Contribution of complement system in renal ischemia/reperfusion induced cardiac hypertrophy: role of toll like receptor 4

Abstract

The immunological system consists of an array of cells and molecules distributed throughout the organism, its function is to recognize antigens or molecular structures, generating an effective response in the pathogens destruction or inactivation. It can also act via the complement system (CS) which is the primary humoral component of the inflammatory processes. It is well known that cardiac tissue is target of the immunological system and some cardiovascular diseases (CVD) are preceded by general or local inflammation, contributing directly to the remodeling and the heart tropism. It is known that kidney failure may result in the development of systemic inflammation and it can reach the cardiac tissue. The response of the tissue response may be initiated by Toll-like receptors (TLR), which are recognizers pathogen-associated molecular patterns (PAMPs) and damage associated molecular patterns (DAMPs) or also by complement system.

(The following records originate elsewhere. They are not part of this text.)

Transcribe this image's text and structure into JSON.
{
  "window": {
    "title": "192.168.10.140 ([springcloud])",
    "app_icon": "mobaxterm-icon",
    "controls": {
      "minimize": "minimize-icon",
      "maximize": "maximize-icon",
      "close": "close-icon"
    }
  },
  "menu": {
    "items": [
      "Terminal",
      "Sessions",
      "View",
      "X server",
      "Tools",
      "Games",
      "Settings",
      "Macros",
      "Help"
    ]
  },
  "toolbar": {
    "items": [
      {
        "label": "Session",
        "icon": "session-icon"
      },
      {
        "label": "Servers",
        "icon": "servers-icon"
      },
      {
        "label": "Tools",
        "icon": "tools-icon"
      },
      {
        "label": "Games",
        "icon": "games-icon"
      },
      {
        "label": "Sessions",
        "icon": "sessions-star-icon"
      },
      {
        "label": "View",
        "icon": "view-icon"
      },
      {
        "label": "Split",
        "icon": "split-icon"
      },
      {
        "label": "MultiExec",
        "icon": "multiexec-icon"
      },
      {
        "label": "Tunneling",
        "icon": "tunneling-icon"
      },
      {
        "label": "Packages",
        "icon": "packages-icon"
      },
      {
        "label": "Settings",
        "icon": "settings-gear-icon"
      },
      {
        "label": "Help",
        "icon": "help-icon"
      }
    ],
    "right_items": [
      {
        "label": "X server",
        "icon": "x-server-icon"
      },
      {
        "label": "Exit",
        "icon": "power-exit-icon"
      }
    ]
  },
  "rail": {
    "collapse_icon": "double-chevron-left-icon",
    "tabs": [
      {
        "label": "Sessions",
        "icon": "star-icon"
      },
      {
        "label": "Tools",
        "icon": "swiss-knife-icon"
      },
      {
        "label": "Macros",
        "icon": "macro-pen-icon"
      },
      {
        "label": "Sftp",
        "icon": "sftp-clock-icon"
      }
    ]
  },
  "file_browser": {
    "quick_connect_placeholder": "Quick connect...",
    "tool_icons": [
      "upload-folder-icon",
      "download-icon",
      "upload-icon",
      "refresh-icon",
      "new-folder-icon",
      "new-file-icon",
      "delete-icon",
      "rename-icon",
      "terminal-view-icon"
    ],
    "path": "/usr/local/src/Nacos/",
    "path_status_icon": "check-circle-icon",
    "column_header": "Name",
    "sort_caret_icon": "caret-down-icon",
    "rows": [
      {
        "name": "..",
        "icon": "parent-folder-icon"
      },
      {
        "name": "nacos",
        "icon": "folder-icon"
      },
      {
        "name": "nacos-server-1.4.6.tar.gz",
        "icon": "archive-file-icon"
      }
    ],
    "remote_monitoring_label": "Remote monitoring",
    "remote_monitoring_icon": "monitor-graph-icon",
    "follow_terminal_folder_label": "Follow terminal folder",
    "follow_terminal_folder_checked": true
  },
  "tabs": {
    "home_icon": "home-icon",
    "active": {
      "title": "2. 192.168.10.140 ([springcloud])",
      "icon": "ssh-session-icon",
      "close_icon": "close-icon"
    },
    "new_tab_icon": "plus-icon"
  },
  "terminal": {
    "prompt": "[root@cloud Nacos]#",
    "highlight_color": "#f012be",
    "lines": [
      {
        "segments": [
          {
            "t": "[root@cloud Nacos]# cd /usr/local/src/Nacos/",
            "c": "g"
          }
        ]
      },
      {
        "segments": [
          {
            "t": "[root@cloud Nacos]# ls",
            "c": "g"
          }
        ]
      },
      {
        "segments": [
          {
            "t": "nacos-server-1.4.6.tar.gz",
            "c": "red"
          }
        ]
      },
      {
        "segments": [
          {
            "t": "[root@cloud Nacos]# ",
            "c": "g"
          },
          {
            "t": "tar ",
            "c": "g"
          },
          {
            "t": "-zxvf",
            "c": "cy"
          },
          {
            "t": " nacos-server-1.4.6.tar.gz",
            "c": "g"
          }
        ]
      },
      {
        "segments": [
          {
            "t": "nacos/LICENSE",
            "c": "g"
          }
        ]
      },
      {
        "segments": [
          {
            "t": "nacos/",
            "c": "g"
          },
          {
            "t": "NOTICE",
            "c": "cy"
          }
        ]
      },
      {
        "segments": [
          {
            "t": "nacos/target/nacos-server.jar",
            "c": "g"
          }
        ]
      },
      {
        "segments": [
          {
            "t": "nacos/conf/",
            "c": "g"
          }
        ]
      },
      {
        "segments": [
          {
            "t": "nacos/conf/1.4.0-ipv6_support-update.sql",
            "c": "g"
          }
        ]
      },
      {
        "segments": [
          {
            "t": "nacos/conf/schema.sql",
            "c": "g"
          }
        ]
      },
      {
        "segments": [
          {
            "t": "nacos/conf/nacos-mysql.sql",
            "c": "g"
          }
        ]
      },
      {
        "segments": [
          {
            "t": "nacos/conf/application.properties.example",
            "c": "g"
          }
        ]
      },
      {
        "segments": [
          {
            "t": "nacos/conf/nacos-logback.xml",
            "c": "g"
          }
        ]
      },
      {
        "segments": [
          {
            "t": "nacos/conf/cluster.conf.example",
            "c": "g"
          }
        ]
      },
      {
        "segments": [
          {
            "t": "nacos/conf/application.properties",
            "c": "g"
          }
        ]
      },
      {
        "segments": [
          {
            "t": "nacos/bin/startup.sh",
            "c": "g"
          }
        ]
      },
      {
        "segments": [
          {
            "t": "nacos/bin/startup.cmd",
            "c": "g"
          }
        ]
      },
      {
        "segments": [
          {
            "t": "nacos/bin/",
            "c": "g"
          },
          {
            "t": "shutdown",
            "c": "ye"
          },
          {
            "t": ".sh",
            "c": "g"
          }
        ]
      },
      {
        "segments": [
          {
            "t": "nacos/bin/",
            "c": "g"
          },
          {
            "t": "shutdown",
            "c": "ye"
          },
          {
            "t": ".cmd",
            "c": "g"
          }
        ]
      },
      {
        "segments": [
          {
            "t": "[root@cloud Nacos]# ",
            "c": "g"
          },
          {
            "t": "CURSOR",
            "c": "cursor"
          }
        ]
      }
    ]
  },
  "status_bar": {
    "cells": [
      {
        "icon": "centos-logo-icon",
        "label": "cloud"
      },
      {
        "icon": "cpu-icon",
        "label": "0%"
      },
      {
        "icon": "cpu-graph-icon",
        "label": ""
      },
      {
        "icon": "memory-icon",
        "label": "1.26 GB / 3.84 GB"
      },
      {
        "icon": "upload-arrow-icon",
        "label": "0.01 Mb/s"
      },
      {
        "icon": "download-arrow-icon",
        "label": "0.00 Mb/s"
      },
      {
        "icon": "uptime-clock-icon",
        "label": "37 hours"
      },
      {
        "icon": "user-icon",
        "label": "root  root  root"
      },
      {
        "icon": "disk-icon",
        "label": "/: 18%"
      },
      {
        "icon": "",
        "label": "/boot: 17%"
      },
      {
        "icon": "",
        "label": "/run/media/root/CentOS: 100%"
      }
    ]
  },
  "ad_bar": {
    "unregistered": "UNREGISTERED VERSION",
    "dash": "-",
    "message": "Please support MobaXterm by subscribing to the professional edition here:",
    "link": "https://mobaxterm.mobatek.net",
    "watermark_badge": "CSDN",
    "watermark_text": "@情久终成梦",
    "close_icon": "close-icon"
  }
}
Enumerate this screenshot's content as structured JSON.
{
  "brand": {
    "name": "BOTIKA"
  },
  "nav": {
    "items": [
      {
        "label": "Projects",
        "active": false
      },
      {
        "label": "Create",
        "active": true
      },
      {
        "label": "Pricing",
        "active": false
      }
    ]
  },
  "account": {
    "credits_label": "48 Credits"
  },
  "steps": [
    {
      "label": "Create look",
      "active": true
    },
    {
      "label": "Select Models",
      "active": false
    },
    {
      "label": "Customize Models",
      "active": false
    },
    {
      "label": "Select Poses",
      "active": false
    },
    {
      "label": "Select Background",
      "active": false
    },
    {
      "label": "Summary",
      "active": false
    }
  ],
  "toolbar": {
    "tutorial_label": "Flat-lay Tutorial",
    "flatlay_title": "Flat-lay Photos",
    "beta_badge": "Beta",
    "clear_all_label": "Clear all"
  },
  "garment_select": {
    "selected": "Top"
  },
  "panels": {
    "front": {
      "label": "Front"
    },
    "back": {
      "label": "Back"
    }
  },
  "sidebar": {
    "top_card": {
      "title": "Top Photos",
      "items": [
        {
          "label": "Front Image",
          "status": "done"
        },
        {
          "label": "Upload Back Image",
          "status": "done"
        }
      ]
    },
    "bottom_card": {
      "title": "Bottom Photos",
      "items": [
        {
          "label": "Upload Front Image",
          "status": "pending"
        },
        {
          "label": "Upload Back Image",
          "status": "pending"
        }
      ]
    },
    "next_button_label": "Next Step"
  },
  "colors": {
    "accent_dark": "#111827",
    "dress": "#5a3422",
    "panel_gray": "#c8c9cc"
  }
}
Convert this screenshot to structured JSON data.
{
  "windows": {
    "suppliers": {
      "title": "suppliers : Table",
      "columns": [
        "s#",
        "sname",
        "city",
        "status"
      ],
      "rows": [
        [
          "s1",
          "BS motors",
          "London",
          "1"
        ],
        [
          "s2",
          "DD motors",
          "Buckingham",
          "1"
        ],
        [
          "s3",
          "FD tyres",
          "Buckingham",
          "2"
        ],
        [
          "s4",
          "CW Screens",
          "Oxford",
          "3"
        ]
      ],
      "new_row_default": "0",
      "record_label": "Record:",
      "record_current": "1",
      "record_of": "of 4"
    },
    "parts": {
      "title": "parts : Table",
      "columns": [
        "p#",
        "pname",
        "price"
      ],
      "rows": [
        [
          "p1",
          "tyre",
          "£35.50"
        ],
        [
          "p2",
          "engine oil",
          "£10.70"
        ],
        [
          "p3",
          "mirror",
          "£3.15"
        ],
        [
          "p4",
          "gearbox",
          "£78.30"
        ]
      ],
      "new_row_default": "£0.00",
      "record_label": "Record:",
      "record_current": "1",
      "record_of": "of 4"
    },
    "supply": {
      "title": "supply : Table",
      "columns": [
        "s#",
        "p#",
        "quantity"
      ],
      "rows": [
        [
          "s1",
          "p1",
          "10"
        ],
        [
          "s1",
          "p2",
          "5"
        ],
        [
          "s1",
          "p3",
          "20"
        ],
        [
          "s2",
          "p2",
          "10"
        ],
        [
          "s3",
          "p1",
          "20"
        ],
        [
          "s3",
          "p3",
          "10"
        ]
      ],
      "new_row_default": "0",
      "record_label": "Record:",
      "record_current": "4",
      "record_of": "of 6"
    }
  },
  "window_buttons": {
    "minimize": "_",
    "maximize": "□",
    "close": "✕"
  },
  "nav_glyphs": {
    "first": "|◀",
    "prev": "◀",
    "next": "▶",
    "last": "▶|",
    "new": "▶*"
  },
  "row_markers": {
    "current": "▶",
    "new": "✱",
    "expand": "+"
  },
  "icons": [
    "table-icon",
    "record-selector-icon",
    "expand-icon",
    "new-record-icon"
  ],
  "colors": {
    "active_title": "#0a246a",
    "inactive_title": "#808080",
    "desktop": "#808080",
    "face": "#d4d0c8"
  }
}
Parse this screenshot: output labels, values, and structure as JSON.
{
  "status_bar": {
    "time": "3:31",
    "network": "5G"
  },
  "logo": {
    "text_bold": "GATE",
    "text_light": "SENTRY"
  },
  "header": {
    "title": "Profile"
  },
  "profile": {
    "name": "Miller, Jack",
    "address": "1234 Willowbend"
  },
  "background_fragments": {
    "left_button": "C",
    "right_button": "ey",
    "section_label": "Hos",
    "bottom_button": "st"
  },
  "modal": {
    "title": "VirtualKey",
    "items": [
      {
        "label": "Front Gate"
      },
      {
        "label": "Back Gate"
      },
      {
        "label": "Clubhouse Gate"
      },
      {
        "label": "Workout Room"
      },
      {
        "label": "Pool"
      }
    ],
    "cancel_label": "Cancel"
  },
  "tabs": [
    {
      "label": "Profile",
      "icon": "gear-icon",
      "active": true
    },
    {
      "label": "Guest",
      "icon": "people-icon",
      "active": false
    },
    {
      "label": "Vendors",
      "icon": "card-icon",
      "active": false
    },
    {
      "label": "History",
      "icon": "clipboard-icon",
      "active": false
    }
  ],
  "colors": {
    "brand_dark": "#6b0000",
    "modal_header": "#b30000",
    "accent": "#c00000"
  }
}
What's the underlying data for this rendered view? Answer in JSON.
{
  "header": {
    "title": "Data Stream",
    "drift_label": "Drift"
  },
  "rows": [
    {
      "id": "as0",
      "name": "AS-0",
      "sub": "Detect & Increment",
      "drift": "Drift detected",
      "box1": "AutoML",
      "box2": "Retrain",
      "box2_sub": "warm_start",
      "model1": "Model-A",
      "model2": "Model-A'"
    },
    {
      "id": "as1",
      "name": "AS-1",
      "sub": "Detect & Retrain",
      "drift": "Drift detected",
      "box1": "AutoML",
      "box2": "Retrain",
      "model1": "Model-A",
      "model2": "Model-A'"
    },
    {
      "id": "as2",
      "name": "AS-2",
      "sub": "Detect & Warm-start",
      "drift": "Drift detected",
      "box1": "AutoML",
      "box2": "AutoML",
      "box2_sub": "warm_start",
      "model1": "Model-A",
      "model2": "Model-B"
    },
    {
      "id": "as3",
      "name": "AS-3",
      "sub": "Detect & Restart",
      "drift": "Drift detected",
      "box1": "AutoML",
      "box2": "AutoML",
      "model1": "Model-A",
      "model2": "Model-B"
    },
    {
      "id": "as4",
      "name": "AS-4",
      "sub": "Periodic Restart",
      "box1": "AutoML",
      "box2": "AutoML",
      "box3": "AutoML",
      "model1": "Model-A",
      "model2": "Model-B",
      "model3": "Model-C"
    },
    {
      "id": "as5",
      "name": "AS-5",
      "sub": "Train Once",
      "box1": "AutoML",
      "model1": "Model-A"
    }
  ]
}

During the whole inflammatory process, the complement component C3a is released in abundance and binds to C3aR1 receptor, which is involved in TLRs activation. The objective of this study is to evaluate the role of the complement system in cardiac hypertrophy induced by renal ischemia, and the involvement of TLR 4. For this TLR4 knockout mice will be used as a model of renal ischemia and reperfusion, through the occlusion of the left renal pedicle for 60', followed by reperfusion for 8, 12 or 15 days. It is expected that the results of this study might contribute to a better understanding of the cross-talk between kidney, heart and related inflammatory processes.